After the jaw and the nose had been set and the ear sewed up, Mark had been moved from the emergency room to this plain-to-barren single room, where he’d had nothing to do but think about the position he was in. A television set hung from the wall opposite the bed, reminding him unhappily of the butler’s chair jutting from the wall at the lodge, but it wouldn’t function until his credit card cleared, which, a self-satisfied nurse informed him, would be in twenty-four hours. You can buy a Cartier watch and only have to wait thirty seconds after the card has been swiped along the doohickey, but in a hospital it takes twenty-four hours. And they talk about advances in medicine.

Well, it was just as well he didn’t have television to distract him, or so he thought. It gave him time to consider his position, and his options. Not that he needed a whole lot of time, nor did he have, on reflection, a whole lot of options. Fifteen minutes after he was left alone in the room he reached for the telephone on his bedside table, grateful that at least this appliance didn’t need twenty-four hours to be activated, and phoned his lawyer.

“Iss is Ark,” he told the receptionist, which is what the jaw would now permit him to say. “Ark Sterling.”

The ensuing conversation was slow and difficult, but he did at last convince Dan Richards, his family attorney, that he needed a lawyer by his bedside, Saturday or no Saturday, before the cops arrived, as inevitably they would. Dan promised to send someone good from a firm closer at hand, but no lawyer had yet appeared when the plainclothes cop came in, unmistakable even without the badge on its leather carrier dangling from his shirt pocket. A bored, slender guy with black hair, short for a cop, grinned at Mark and said, “I’m Detective Cohan, Quentin Cohan.”

“I’ll talk,” Mark said, not entirely accurately, “en ny lawyer gets ere.”

“Oh, really.” Detective Cohan was both surprised and pleased, not having expected juice from this interview. No longer bored, he said, “Fine by me, Mr. Sterling. I got nothing but time.”

Seating himself in one of the two visitors’ chairs, Detective Cohan pulled a crossword puzzle magazine from his casual jacket pocket and amused himself for half an hour until a man who looked like central casting’s idea of a lawyer walked in. Bald head on top, black gorse around the ears. Pinstripe suit, white shirt, patterned red-and-yellow tie. Black briefcase dangling from left hand. Skinny black-framed eyeglasses that reflected the light.
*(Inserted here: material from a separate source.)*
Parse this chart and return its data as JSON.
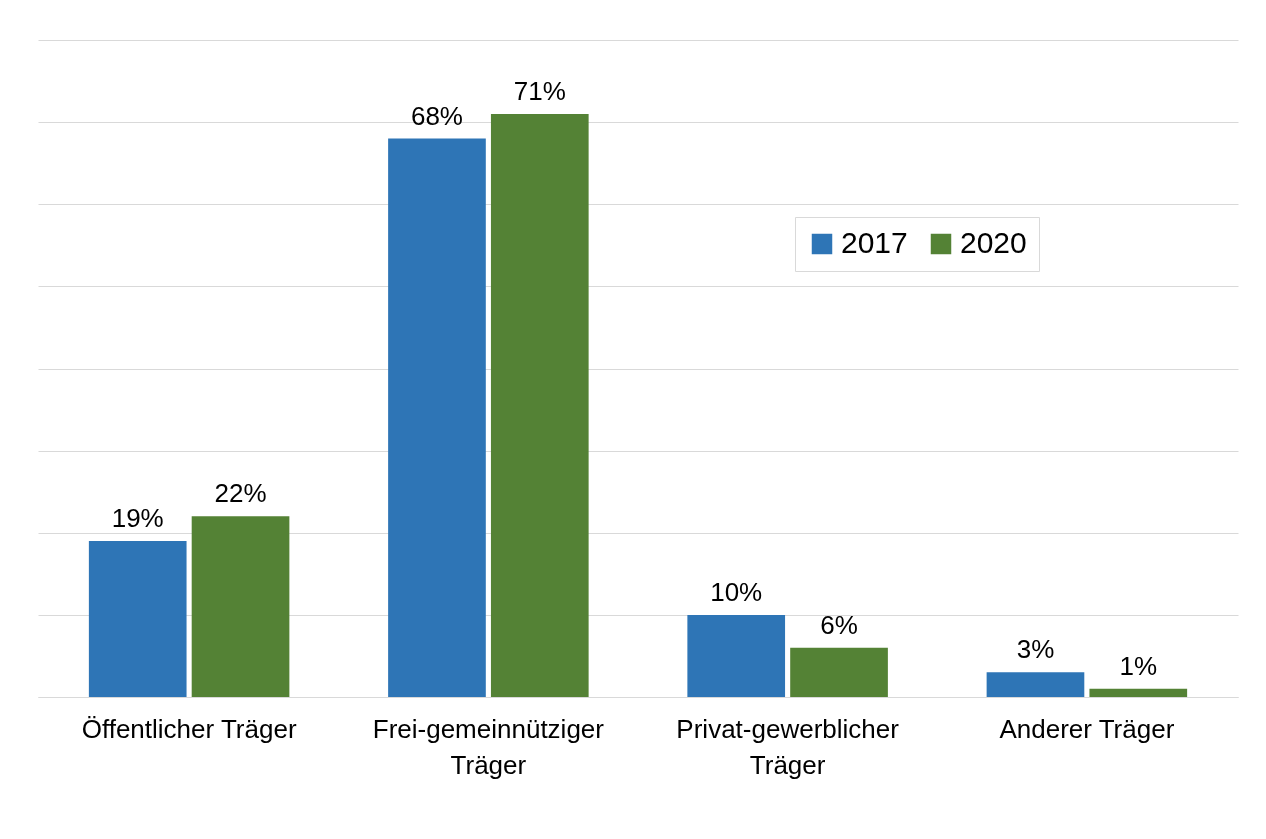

Watch on left wrist big enough and shiny enough to be the entire control panel on a Star Trek ship. Looking from Mark to Detective Cohan, apparently unable to sort them out, he said, “Mark Sterling?”

“Ere,” Mark said, and raised a hand.

“Eldron Gold,” the lawyer said. “The Richards firm sent me. Is this police officer arresting you?”

“Not yet,” Detective Cohan said, with a happy smile, as he stood and put away his crossword puzzles.